La relación entre Victoria Ocampo e Igor Stravinski parece transcurrir en principio en la esfera de la anécdota privada, pero, si se la examina con más detenimiento, se puede encontrar una clave de la cultura argentina del siglo XX. ¿Qué cosa explica semejante pasaje de lo privado a lo público? Una noche, pero una que se cuenta entre las noches más espectaculares y escandalosas (en todos los sentidos de estos términos) de la música del siglo pasado. El vínculo nació cuando la escritora y fundadora de la revista Sur, impelida por fuerzas desconocidas aun para ella misma, especie de intuición pasmosa, asistió al estreno de La consagración de la primavera , el 29 de mayo de 1913 en el Théâtre des Champs-Élysées. Alrededor de esa noche gira V. O. , la obra escénico musical con libreto de Beatriz Sarlo y música de Martín Bauer que se estrenó en el Centro de Experimentación del Teatro Colón.

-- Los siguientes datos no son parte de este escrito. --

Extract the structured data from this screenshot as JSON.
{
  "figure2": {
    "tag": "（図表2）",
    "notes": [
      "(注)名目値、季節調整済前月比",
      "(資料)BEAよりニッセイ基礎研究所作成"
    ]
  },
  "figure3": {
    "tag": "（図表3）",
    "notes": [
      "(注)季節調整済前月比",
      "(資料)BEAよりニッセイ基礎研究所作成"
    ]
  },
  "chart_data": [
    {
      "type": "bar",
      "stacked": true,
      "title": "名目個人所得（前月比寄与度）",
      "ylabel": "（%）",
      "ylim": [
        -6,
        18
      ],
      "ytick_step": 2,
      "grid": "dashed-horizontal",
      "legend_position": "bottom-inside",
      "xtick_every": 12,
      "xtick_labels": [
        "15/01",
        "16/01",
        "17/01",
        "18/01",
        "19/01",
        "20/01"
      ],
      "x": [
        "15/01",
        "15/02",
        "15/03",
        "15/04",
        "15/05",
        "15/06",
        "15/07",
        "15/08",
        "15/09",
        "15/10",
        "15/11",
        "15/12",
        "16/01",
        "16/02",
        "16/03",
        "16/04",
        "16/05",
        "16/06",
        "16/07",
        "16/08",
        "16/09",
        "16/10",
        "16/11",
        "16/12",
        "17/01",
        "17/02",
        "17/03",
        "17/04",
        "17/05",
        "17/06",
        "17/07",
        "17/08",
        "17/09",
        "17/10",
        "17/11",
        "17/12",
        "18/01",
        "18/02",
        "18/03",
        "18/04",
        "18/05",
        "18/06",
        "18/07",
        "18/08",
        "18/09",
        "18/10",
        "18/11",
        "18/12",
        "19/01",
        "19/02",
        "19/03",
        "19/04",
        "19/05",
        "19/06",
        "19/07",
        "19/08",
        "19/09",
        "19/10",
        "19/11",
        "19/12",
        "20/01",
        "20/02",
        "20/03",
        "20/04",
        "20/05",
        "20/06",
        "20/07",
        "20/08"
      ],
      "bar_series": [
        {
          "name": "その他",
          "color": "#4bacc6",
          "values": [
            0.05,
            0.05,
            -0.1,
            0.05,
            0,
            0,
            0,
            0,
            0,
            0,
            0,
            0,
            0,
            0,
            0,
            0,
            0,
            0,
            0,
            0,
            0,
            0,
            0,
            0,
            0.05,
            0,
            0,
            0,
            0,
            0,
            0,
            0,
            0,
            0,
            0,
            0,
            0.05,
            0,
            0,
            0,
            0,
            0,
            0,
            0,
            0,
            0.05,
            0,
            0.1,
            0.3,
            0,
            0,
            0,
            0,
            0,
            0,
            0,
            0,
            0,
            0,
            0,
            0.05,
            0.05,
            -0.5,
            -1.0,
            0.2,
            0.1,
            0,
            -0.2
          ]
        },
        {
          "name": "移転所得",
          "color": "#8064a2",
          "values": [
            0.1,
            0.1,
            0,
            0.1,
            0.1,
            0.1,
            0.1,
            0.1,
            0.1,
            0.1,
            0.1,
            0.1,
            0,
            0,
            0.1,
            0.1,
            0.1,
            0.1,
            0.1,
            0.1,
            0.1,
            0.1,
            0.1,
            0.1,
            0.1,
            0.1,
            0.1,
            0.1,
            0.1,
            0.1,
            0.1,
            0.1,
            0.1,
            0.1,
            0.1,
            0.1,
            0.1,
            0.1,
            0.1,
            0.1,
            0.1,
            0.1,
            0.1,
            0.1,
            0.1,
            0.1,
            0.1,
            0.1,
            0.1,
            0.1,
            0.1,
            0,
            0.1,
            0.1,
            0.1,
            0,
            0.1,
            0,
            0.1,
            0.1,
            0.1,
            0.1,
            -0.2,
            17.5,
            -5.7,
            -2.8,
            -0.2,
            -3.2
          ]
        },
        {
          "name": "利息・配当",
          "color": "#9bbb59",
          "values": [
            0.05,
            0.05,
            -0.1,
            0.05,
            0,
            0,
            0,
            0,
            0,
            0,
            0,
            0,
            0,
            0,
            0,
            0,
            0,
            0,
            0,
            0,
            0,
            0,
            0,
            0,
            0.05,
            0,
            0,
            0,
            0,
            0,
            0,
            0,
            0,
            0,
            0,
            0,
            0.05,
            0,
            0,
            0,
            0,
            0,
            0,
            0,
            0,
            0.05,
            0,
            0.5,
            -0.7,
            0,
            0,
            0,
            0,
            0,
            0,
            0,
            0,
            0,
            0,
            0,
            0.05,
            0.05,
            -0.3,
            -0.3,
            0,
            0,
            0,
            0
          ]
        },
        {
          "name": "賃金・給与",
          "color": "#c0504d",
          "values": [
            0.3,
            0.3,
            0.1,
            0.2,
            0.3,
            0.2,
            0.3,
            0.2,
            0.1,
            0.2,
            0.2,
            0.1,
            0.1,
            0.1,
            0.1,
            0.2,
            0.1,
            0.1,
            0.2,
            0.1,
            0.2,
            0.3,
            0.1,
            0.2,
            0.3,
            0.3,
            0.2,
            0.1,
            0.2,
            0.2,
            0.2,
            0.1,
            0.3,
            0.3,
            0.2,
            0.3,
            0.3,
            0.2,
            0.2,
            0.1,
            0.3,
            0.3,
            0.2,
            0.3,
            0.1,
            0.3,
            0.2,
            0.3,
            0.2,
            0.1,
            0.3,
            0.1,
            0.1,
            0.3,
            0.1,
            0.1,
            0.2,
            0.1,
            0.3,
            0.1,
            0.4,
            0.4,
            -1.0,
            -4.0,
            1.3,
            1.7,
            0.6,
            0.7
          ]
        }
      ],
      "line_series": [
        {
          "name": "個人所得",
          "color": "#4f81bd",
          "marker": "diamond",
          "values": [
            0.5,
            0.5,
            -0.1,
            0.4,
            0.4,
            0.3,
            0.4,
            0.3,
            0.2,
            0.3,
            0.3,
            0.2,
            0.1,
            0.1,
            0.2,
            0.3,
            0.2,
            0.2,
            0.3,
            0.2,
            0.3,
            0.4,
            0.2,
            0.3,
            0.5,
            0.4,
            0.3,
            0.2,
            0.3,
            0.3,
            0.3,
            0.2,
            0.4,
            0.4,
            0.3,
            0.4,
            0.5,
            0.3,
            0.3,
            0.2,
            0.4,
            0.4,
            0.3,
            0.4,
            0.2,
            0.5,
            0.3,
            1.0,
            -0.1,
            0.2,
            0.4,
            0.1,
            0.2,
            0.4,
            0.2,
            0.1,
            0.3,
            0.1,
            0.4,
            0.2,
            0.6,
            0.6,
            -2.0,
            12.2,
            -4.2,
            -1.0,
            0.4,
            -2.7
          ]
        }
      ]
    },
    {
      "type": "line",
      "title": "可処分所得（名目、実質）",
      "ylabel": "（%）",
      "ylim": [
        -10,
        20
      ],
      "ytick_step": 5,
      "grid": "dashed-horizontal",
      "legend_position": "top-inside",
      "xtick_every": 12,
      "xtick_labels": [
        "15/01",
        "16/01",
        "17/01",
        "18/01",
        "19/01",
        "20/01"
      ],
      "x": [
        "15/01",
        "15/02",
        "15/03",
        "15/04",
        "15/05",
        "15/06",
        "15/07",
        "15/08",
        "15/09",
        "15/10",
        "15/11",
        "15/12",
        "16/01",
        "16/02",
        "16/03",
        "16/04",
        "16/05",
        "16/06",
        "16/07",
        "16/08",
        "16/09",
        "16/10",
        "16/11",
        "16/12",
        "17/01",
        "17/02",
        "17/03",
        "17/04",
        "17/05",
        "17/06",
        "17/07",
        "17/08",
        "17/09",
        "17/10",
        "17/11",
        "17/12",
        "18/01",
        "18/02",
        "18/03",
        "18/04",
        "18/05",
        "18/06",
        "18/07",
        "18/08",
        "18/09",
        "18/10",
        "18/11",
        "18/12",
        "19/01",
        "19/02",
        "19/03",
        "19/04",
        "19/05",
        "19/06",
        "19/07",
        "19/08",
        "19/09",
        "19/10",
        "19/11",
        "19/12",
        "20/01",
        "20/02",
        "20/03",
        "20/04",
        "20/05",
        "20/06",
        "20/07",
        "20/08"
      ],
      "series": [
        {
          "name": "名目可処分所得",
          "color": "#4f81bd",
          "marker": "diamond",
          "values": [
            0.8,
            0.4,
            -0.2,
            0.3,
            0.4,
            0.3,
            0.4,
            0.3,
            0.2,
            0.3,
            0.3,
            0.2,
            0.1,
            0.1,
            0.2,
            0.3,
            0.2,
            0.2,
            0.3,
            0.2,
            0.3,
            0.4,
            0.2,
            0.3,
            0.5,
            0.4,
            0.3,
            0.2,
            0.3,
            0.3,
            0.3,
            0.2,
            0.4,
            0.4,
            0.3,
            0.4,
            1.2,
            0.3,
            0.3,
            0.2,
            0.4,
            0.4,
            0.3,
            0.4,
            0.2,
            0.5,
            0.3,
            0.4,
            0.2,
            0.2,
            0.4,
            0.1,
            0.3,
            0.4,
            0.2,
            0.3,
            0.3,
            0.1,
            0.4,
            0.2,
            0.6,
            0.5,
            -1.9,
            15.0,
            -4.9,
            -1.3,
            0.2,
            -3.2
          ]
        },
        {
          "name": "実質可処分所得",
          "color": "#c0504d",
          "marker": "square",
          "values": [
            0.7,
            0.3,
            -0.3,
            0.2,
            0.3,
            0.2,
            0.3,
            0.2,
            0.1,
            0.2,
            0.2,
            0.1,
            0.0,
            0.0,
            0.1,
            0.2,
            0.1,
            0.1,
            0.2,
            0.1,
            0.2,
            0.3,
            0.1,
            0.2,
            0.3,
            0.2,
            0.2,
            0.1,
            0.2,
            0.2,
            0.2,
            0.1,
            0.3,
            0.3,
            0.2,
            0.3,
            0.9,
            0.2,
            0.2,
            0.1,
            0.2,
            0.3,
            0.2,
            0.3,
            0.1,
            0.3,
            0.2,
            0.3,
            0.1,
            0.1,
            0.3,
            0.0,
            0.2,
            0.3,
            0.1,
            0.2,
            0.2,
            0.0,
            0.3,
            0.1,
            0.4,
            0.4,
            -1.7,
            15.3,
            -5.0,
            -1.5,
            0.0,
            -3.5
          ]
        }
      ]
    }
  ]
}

Pero V. O. no empieza con esa noche sino antes, cuando Victoria es todavía una intelectual en ciernes, dominada por la institutriz y las clases de declamación. La consagración? no se abrió paso todavía, aunque se insinuó ya en las figuras rítmicas de la obertura. La cita plena de la “Danza de las adolescentes” aparece hacia la mitad, en el momento en que Victoria cambia de ropa y se hace adulta, una condición que supone no sólo la emancipación familiar sino también el descubrimiento de lo moderno. El trabajo de Analía Couceyro en el papel de Ocampo es formidable porque muestra esta transformación sin abandonar la voluntad sin fisuras que define al personaje desde el principio (“Victoria me llamo/ por algo será”). No menos consistente fue la faena de Pablo Seijo en su doble papel de Stravinski y Drieu, y, sobre todo, María Inés Aldaburu, que hizo una institutriz temiblemente encantadora, y que dijo maravillosamente los luminosos limericks (esa variedad de la poesía nonsense que cultivo Edward Lear) escritos por Sarlo: “Una niña llamada Victoria/ quería salir de la noria./ Correr a París/ y ser una actriz./ Atrevida damita Victoria”.
La obra no se despliega como un tendido continuo sino bajo la forma de un encadenamiento de escenas brevísimas, casi instantáneas, se diría. Entre esos momentos se cuentan las arias que canta Selene Lara, que tampoco se desentienden del resto (en la segunda, muy lírica, al borde de lo sentimental, insiste lejano un timbal); el número de la bailarina Florencia Vecino y, sobre todo, la intervención de Margarita Fernández, otra ocampiana de esta época, que toca la dickensiana pieza n° 9 del Libro II de los Preludios de Claude Debussy y, luego, frente a un papel en blanco, el recurrente motivo de la “Danza?”. Concebida para octeto sin instrumentos de viento, la partitura de Bauer no invade la acción; por el contrario, se pliega eficazmente, y con elegantísima discreción, a las alusiones del texto, a los cambios de luz entre impresionismo y modernidad; como canta Lara en boca de Ocampo: “Fui Isolda y Melisande y fui Victoria”.
Si hay en V. O. una idea teórica, digámoslo así, es cómo el encuentro de Ocampo con La consagración? definió el proyecto de Sur, y esto es claro en la escenografía de Matías Sendón y Minou Maguna: blanca, como la casa de la calle Rufino de Elizalde donde se tomaron las dos fotos que registran la fundación de Sur, y con la flechas hacia abajo (iluminadas sobre el final) que definen a la revista. Exacto, inspirado, inmune a cualquier desliz sentimental, el texto de Sarlo sería impensable sin los años de tarea crítica que ella le dedicó a Victoria y Sur (las iniciales del título propician una distancia), pero a la vez es un texto que no resulta en absoluto frío y que, más bien, deja vislumbrar el amor intelectual por Ocampo. Un amor, por lo demás, que Bauer y Sarlo transmiten con armas stravinskianas: la gracia, el charme, y la más perspicaz de las inteligencias.